At South Square, Highway 15-501 By-Pass crosses over 15-501 Business creating a definite
gate through which one arrives in the South Square area.
- Streets have a hierarchy of functions and as such have
different sizes and configurations. Often, streets are simply too large. One can
capitalize on this by creating parallel parking or by adding a bike lane.
- Urban streets need edges; building should be built up to the
back of the sidewalk. The front of these buildings should line up with only minor
variance.
- In a town or city, streets that are arranged in a grid
pattern are easier to get around; people tend to get off their own block and onto others
more easily.
- Parking should not predominate; it should be behind
buildings, in the middle of blocks, or in parking garages. Parallel parking on streets in
an old and very successful pattern. With parallel parking, pedestrians feel more securely
separated from automobile traffic.
- Someone has pointed out that one of the really great ways to
give money back to a family is to create mass transportation systems that allow the family
to have one less automobile.
- A mass transportation system has to address a range of
options; a system of buses that serve a fine-grained distribution of destinations
frequently is very effective. It becomes more effective with denser concentrations of uses
What is harder to support is a bus system that moves between concentrations of
development. Urban sprawl is a great enemy of a good mass transportation system. In a
metropolitan region like ours, a rail system can serve the large population which now
commutes.
- One last point: we would make better communities if we
designed streets as beautiful rooms.
Environmental Issues
Cities can easily create hazardous conditions for nature.
In the first place, spreading development destroys natural lands and agricultural lands.

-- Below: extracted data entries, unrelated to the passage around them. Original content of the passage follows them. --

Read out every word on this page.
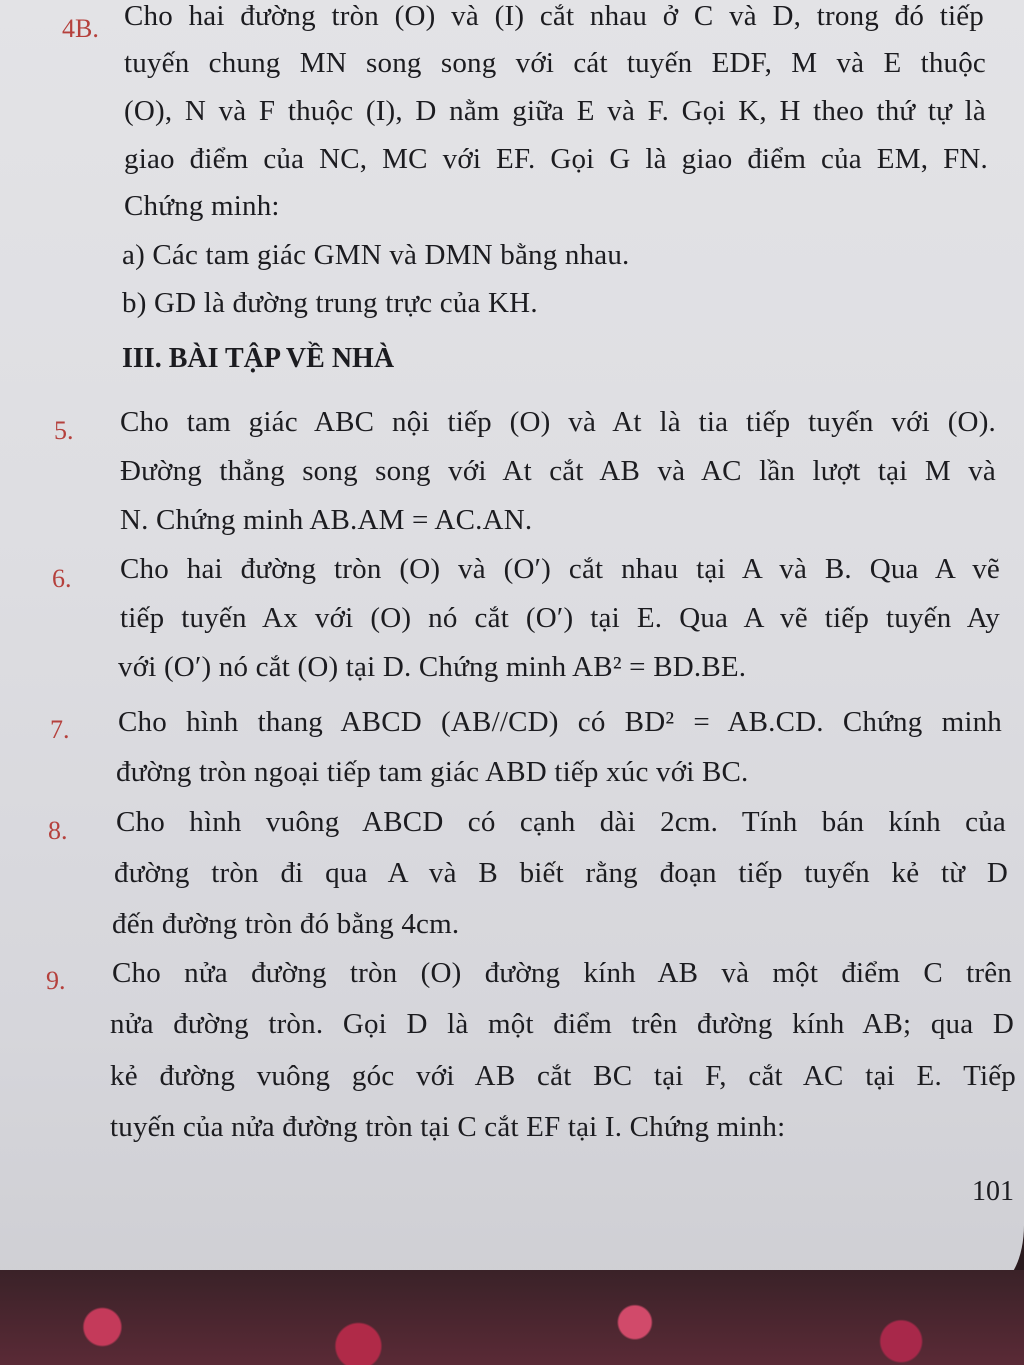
4B. Cho hai đường tròn (O) và (I) cắt nhau ở C và D, trong đó tiếp
tuyến chung MN song song với cát tuyến EDF, M và E thuộc
(O), N và F thuộc (I), D nằm giữa E và F. Gọi K, H theo thứ tự là
giao điểm của NC, MC với EF. Gọi G là giao điểm của EM, FN.
Chứng minh:
a) Các tam giác GMN và DMN bằng nhau.
b) GD là đường trung trực của KH.
III. BÀI TẬP VỀ NHÀ
5. Cho tam giác ABC nội tiếp (O) và At là tia tiếp tuyến với (O).
Đường thẳng song song với At cắt AB và AC lần lượt tại M và
N. Chứng minh AB.AM = AC.AN.
6. Cho hai đường tròn (O) và (O′) cắt nhau tại A và B. Qua A vẽ
tiếp tuyến Ax với (O) nó cắt (O′) tại E. Qua A vẽ tiếp tuyến Ay
với (O′) nó cắt (O) tại D. Chứng minh AB² = BD.BE.
7. Cho hình thang ABCD (AB//CD) có BD² = AB.CD. Chứng minh
đường tròn ngoại tiếp tam giác ABD tiếp xúc với BC.
8. Cho hình vuông ABCD có cạnh dài 2cm. Tính bán kính của
đường tròn đi qua A và B biết rằng đoạn tiếp tuyến kẻ từ D
đến đường tròn đó bằng 4cm.
9. Cho nửa đường tròn (O) đường kính AB và một điểm C trên
nửa đường tròn. Gọi D là một điểm trên đường kính AB; qua D
kẻ đường vuông góc với AB cắt BC tại F, cắt AC tại E. Tiếp
tuyến của nửa đường tròn tại C cắt EF tại I. Chứng minh:
101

Urban environments produce a lot of pollutants but provide few environments that buffer
the natural world or absorb the pollutants. Many an urban waterway is highly polluted, an
especially aggravating condition since we are all attract to waterways. The amount of
surplus or waste that are produced in cities is gargantuan. Simply by their scale,
buildings can become a major waste problem when they have outlived their usefulness; this
is the largest recycling problem.
- The most important environmental concept is to concentrate
growth and to stop our using up natural land at the alarming pace of today.
- The second most important concept is to produce less toxic
pollutants.
- The third is to construct buildings to last much longer than
we now do. The ultimate recycling of the urban environment is adaptation and reuse; the
buildings we construct today seem to deteriorate so rapidly that there is little incentive
to reuse the building. We cannot love an urban environment built with so little care.